It took me forever to get there. This was mainly as I travelled the muggle way, what with still being unsure about the whole apparition while being pregnant thing. I entered through the visitor's entrance and hastily made my way toward to lifts desperately hoping I wouldn't see a certain person. As I exited the lift it seemed that luck was on my side. Or at least that's what I thought.

"Lily Marie Evans do you want to tell me what the hell is going on?"

A seriously pissed off Alice was standing by the entrance to the Department of Mysteries waiting for me. Too be honest I couldn't blame her. I had bailed on her yesterday with no explanation. Also judging by the fact she had been with James she knew we had broken up, and that I hadn't told her anything about it.

"Erm... Hi Alice." I muttered. From years of experience I know that it is not worth trying to distract her from the subject by asking pointless questions like, "_how are you?"_ She would only yell louder and I really don't fancy having the whole Ministry knowing my business.

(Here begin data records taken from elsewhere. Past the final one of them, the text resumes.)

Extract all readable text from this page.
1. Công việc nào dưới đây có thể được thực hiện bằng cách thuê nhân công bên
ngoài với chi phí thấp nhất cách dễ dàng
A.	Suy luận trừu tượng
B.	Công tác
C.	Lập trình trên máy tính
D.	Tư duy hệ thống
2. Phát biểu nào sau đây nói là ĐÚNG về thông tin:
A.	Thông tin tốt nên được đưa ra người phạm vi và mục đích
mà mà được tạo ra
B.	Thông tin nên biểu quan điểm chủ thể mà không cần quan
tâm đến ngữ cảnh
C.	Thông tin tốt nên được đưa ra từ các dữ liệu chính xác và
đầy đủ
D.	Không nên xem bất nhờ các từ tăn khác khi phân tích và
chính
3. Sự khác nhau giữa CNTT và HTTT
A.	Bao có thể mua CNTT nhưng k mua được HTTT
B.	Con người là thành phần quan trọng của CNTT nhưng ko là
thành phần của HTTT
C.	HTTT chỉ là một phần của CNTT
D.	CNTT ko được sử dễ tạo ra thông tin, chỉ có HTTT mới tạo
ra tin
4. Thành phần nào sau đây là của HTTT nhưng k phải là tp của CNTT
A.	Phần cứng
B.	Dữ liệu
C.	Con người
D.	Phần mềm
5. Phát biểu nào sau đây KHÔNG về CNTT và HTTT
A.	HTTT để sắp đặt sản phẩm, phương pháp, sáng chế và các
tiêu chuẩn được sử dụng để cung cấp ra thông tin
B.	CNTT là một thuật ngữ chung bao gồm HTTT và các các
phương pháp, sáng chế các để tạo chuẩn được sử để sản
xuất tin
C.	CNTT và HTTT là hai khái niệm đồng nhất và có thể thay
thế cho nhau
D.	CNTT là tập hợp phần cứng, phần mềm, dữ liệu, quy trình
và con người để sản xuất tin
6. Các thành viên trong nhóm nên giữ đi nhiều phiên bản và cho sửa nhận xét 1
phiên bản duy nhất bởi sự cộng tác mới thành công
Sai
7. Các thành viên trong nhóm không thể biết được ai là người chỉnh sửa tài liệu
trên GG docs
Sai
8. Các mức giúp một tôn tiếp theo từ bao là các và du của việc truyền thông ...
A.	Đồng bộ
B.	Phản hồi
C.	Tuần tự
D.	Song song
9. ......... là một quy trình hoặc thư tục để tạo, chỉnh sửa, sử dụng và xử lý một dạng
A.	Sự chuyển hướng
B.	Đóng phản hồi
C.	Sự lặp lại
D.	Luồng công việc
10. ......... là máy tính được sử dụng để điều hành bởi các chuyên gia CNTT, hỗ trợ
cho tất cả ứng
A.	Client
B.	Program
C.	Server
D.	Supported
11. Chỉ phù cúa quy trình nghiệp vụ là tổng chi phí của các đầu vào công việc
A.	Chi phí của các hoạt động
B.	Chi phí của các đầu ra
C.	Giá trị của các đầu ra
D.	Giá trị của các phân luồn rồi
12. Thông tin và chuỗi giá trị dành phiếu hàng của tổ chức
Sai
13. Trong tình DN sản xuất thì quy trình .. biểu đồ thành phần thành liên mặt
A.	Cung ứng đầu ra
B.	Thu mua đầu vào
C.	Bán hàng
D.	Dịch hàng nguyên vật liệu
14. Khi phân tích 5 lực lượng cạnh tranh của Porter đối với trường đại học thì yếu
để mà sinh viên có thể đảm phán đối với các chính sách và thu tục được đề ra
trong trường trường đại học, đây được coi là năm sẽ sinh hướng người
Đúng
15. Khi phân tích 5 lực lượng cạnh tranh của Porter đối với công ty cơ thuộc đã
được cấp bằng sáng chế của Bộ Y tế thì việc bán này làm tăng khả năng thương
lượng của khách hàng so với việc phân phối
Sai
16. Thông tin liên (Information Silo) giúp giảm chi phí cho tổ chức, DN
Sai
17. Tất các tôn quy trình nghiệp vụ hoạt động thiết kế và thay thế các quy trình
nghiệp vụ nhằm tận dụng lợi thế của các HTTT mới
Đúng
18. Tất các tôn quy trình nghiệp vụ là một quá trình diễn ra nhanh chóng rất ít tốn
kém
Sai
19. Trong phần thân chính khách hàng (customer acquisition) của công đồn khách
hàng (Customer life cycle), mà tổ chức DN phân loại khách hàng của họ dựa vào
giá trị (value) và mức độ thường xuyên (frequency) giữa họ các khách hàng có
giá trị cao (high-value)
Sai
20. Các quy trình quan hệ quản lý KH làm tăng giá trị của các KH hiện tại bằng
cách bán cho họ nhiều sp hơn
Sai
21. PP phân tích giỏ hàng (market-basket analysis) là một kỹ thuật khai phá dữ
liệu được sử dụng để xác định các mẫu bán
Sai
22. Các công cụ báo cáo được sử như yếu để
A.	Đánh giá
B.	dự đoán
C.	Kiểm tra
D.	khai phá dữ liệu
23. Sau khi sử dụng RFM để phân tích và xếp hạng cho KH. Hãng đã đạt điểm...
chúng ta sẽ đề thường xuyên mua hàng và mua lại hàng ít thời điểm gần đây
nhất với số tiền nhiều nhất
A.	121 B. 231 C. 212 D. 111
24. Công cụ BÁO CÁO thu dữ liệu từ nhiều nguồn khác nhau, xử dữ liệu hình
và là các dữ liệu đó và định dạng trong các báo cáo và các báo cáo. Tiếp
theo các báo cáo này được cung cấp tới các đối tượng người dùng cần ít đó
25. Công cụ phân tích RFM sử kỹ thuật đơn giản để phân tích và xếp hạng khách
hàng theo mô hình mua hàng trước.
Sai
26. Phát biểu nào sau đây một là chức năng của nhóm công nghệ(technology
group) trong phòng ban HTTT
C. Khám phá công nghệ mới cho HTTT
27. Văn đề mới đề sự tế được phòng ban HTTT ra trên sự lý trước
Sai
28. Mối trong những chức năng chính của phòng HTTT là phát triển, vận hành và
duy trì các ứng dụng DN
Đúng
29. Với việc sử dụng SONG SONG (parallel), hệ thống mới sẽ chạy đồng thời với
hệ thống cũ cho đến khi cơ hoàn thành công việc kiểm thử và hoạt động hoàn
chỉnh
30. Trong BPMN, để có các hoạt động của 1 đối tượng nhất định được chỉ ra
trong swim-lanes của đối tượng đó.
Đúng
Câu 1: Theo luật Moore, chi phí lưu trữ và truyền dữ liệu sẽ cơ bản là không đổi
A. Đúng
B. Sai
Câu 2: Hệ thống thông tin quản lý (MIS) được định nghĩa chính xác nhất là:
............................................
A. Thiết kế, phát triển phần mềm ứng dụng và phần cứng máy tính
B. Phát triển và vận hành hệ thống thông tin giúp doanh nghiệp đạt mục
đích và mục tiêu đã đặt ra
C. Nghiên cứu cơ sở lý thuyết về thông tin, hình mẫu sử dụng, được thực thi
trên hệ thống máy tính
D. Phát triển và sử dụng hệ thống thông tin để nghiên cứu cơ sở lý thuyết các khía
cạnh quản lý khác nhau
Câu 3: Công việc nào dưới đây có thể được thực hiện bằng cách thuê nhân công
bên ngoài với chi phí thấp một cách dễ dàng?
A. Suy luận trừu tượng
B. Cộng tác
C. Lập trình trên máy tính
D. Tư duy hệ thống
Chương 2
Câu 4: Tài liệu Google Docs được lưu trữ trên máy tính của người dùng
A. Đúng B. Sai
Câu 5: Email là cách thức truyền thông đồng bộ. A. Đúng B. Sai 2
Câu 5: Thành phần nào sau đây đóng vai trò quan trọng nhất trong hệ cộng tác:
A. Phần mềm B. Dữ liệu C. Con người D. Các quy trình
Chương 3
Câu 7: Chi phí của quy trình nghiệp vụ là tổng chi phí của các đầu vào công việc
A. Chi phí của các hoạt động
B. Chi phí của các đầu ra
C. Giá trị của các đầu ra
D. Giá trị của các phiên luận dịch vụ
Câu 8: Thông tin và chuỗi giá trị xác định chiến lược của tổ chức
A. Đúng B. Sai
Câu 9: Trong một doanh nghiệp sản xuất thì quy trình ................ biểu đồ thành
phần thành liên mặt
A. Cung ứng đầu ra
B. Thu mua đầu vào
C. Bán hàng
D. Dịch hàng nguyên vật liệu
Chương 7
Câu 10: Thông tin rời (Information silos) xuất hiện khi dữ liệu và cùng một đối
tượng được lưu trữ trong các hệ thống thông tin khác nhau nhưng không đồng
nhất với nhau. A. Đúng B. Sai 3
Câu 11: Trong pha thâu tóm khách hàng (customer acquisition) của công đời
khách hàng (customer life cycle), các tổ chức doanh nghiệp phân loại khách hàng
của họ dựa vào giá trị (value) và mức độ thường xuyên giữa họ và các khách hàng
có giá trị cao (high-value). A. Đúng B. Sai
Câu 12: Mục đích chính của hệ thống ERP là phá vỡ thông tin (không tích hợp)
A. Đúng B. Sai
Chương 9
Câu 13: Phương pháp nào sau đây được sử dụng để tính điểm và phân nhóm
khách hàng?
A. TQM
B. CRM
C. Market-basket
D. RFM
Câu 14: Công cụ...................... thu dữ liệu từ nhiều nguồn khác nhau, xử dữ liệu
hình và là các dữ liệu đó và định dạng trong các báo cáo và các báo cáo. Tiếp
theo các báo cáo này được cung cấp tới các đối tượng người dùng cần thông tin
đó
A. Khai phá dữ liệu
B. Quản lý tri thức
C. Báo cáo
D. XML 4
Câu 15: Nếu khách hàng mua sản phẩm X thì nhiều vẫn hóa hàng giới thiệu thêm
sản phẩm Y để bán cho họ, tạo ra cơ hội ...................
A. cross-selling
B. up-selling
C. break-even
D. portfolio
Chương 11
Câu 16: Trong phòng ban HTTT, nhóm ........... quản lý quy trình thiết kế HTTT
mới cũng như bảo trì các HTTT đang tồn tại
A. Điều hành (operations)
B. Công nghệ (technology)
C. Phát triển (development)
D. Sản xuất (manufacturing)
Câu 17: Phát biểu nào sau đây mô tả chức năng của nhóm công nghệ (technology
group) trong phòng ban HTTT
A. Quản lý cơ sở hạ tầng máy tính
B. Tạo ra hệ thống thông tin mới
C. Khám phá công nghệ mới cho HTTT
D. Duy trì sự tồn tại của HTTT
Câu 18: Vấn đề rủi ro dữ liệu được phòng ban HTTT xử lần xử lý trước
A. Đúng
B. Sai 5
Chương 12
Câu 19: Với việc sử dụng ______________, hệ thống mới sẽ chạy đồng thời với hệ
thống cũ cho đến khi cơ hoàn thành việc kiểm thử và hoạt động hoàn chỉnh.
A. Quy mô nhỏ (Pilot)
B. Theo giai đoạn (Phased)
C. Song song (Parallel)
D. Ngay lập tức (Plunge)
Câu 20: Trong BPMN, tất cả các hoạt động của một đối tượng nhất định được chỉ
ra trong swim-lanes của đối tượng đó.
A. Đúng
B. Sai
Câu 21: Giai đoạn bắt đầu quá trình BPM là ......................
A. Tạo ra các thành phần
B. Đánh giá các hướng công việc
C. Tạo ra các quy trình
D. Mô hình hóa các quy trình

"Don't you _Hi Alice_ me! I want an explanation as to _why_ you legged it yesterday. I want to know why the hell I had a distort James asking me what he did wrong to have you leave. And most of all _Lily Marie_ I want to know what the fuck happened to make you leave!" She was seriously mad at me and I didn't blame her. We have always told each other everything. It is an unwritten rule between us that nothing goes unsaid. I had definitely broken this rule, but I was not going to stand her and let Alice make me feel I was doing the wrong thing, when I know for a fact that I am doing what's best. What's least likely to get the love of my life murdered.

I was getting prepared to tell her to leave off and that it was none of her business, when I finally looked at her properly. Somewhere behind that anger I could see concern in her eyes and Merlin it got to me. I could feel tears threatening to fall. She looked back at me and her expression turned into one of sympathy. She walked over to me and hugged me. That did it. Now I was full on crying. I was the only real human contact I had had in days.

"Lils, babe what is going on? I've been your best mate since we were eleven, can you can tell me anything, you know that. Why did you leave James? Was it something he did?" She asked softly, as she continued to hug me. I just shook my head, not trusting my voice enough to speak. "What to skip work and go get a coffee and talk about it?"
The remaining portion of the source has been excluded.